Human Rights Watch has released a report saying the first year of the COVID-19 pandemic set off human rights crises worldwide.
The report documents how governments have allowed corruption to flourish and used the pandemic to clamp down on critics and the opposition.
The Human Rights Watch report says the coronavirus pandemic which has claimed more than 2.5 million lives worldwide should not be used as an excuse to trample on people’s basic rights.
Dewa Mavhinga, head of Human Rights Watch in southern Africa, said civic groups and the media must ensure governments account during the coronavirus pandemic.
Mavhinga sums up the HRW report: “Some government introduced some restrictions on movements including national lockdowns which were quite disproportionate or inappropriate for the level of public health threat that was being confronted. We saw in our report that some government instituted discriminatory policies and authorities enforced in a discriminatory way with excessive and sometimes fatal forces in terms of the enforcement of those regulations, including the killing of people in South Africa.”
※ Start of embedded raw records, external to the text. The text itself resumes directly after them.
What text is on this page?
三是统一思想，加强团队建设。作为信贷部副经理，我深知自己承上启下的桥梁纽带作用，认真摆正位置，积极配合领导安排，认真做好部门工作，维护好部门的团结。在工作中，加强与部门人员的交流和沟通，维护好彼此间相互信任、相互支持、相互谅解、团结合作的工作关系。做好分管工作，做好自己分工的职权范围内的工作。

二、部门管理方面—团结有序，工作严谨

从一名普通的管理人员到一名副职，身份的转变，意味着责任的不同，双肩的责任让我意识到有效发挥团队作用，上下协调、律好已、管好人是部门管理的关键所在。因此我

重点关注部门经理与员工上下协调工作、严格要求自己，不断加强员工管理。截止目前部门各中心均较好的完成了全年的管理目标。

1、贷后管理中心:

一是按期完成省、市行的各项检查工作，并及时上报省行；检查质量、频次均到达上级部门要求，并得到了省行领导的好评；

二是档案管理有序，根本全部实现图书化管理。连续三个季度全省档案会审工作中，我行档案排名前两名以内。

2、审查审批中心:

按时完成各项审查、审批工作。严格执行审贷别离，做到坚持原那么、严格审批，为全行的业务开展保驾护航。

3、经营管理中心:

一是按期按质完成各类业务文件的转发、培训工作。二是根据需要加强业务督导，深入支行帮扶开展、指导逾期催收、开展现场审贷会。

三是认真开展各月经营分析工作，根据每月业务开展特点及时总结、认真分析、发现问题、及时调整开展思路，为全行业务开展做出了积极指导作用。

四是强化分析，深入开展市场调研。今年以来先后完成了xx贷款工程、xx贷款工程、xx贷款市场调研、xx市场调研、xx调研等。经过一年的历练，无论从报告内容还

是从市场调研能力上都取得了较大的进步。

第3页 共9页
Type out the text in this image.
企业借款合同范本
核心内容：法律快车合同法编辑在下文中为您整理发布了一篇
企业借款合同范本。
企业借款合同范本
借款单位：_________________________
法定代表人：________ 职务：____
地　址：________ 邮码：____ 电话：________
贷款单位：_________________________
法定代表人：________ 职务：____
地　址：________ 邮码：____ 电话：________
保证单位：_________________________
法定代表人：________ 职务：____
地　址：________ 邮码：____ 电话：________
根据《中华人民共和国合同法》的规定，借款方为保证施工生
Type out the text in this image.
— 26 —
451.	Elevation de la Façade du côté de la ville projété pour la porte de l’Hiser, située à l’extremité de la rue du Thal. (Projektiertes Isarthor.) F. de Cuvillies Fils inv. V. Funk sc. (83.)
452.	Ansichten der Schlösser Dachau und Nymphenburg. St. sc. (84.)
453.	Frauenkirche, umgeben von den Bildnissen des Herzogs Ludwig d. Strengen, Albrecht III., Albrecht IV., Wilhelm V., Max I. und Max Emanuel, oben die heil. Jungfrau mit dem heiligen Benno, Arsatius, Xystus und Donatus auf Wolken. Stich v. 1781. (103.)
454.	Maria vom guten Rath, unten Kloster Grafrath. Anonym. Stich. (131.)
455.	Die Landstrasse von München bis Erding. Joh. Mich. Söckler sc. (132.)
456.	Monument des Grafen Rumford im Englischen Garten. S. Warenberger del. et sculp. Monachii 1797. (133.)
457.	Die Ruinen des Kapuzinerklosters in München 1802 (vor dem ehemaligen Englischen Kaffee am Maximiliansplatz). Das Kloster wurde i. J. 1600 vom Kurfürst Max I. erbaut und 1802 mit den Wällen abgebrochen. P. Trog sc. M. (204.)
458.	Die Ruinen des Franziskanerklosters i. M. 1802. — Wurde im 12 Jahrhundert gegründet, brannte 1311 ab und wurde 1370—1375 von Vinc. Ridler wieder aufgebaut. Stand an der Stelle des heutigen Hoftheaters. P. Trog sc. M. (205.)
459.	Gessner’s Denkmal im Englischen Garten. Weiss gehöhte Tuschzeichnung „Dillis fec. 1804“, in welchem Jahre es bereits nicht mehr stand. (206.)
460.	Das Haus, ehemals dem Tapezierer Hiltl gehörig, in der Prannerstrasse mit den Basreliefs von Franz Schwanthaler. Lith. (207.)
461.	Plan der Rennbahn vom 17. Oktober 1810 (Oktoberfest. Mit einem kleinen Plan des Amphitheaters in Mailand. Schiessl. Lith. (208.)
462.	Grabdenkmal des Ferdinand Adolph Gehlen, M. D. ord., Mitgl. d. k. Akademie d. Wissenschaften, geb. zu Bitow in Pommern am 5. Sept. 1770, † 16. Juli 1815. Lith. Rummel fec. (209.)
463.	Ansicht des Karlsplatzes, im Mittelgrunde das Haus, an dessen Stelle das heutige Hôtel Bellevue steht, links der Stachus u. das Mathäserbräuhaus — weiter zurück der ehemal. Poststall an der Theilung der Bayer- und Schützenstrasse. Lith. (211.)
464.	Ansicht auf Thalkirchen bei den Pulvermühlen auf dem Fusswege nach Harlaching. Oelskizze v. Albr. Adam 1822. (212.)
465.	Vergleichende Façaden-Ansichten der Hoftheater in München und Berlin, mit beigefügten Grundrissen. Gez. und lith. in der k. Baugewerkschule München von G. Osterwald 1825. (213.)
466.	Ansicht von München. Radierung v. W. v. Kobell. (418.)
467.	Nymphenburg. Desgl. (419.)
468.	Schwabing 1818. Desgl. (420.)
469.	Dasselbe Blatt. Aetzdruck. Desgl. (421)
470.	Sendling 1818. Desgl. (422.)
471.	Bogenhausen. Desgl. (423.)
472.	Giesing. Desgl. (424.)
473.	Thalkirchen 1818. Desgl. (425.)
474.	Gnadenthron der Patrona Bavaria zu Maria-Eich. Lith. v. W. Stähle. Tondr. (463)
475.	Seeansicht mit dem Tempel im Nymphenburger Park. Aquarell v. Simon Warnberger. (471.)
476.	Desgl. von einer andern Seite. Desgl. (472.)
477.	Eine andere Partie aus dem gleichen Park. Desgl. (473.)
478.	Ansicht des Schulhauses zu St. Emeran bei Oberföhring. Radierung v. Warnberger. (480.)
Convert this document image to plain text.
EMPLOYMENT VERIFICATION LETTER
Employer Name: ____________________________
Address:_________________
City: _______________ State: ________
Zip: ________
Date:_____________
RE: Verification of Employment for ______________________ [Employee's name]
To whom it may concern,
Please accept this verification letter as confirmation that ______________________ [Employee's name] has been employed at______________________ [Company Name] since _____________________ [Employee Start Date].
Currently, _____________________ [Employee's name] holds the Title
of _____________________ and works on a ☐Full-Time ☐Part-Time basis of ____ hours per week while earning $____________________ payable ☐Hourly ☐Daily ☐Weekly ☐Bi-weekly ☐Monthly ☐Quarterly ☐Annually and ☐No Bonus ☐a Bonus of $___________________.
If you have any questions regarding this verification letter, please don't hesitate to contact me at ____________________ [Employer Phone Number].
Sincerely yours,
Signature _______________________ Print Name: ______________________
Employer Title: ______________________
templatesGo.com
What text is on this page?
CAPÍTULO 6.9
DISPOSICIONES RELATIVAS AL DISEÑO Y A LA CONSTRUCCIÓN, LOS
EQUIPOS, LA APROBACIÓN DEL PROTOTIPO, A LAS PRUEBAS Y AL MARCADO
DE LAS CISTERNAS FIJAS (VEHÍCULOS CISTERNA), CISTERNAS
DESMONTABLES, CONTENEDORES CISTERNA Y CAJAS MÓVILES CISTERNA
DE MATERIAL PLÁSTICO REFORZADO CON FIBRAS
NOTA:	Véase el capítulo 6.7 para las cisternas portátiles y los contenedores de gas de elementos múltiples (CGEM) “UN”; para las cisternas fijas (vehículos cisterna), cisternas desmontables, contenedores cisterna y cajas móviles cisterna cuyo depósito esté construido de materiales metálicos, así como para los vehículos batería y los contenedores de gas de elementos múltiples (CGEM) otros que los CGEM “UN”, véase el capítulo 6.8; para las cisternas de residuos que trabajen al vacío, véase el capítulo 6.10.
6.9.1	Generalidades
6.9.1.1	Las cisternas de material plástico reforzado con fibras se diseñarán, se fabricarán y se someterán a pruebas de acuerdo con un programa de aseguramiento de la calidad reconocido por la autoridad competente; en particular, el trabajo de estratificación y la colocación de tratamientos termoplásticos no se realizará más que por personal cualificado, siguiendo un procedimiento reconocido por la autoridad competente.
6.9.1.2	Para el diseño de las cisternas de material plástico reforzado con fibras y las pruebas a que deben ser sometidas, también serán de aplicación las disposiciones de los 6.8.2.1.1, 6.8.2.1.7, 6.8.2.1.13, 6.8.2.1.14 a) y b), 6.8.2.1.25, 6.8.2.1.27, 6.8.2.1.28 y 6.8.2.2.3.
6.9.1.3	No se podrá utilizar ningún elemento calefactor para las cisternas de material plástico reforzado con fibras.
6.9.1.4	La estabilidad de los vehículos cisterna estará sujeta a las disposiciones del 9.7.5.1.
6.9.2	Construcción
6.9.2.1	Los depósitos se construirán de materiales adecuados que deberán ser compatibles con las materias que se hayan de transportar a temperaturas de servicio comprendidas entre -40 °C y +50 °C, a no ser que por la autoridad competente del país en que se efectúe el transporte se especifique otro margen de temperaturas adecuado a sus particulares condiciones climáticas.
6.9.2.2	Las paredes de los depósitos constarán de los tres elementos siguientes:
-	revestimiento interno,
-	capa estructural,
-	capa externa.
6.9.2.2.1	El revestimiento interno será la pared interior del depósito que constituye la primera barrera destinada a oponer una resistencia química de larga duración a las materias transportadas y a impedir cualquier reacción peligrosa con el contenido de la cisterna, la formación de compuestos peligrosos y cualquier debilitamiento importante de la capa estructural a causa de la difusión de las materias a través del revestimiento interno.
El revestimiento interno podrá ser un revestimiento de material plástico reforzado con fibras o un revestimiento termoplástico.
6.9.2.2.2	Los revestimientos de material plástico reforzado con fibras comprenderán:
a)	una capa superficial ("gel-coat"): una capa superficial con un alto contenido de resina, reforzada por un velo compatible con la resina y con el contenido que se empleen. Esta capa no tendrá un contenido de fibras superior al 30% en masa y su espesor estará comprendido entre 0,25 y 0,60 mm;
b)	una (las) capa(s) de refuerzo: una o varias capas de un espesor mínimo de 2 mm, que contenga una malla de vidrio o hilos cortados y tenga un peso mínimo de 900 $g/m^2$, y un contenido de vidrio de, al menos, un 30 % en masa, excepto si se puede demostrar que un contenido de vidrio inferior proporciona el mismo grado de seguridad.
The report says Zimbabwe’s government did not release political prisoners when President Emmerson Mnangagwa granted amnesty to decongest crowded jails to contain the spread of COVID-19.
“We also saw the excessive use of force by the military and police and the arrest of thousands of people into places of detention that are overcrowded already which further raise the risk of the further spread of the pandemic,” said Mavhinga.
“We also saw that the virtually collapsed health system was not fully equipped to address the COVID-19 pandemic challenges, especially in the context of serious reports of corruption in the procurement of COVID19 equipment. Journalists and anti-corruption activists who exposed the corruption faced harassment and arrests by the authorities in Zimbabwe.”